Une capacité d’adaptation différente
Cette réalité s’explique par plusieurs facteurs, notamment la facilité des jeunes filles à s’adapter à leur environnement et à observer les comportements des autres.
Les petites filles autistes ont plus tendance à essayer d’imiter les autres et à essayer de se fondre dans le moule. Des fois ça peut faire des tentatives maladroites, par exemple : je vais copier les vêtements de l'autre fille, je vais dire que j’aime le même groupe de musique ou je vais rire au même moment, explique Isabelle Soulières.

Liette Lanteigne, directrice générale d'Autisme Péninsule acadienne, lors du lancement des guides sur l'intégration des personnes autistes au marché du travail.
Photo : Valérie Jessica Laporte
La directrice générale du centre Autisme Péninsule acadienne, Liette Lanteigne abonde dans le même sens.
Les filles sont plus portées à vouloir s’intégrer avec leurs pairs, donc elles vont faire plus d’efforts. Elles vont être beaucoup plus observatrices, ajoute-t-elle.
Quand ça vient au profil féminin, l’autisme est plus invisible. C’est plus à l’intérieur, ça ne se voit pas.

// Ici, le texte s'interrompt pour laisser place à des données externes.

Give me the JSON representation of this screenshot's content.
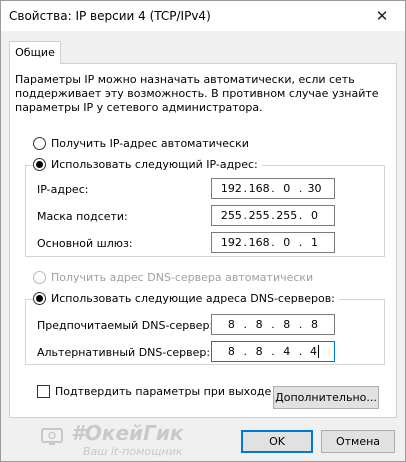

C’est vécu par la personne.
Un mois de sensibilisation encore nécessaire
Pour ces deux intervenantes, le mois de sensibilisation garde encore toute sa pertinence en 2026.
On voit que la sensibilisation est non seulement encore nécessaire, mais elle est encore plus d’actualité, témoigne Liette Lanteigne.
Selon Isabelle Soulières, il reste encore beaucoup de travail à faire en termes de sensibilisation, d’ouverture, de respect, d’accompagnement des personnes autistes.
Il y a encore beaucoup de détresse chez les personnes autistes. Les taux d’anxiété, les taux de symptômes dépressifs sont plus élevés que dans la population générale et souvent, l’une des causes de ça, c’est une difficulté à prendre sa place dans la société, déclare-t-elle.

Marie-Pier Leroux a récemment créé son blogue « SociallySpicy » afin de partager son quotidien.
Photo : Gracieuseté de Marie-Pier Leroux
Pour Marie-Pier Leroux, une militante autiste, ce mois de sensibilisation est très important en 2026.
Ce n’est pas seulement de la sensibilisation que nous avons besoin, c’est de l’acceptation et pas seulement pendant le mois d’avril, assure-t-elle.
On a besoin de l’acceptation à l’année longue.
Marie-Pier Leroux a reçu son diagnostic à l’âge de 18 ans. Depuis, elle a complété son baccalauréat en travail social à l’Université de Moncton et sa maîtrise à l’Université de Sherbrooke. Elle donne désormais des présentations à travers la province et ailleurs au pays afin de mettre en lumière d’autres réalités de l’autisme.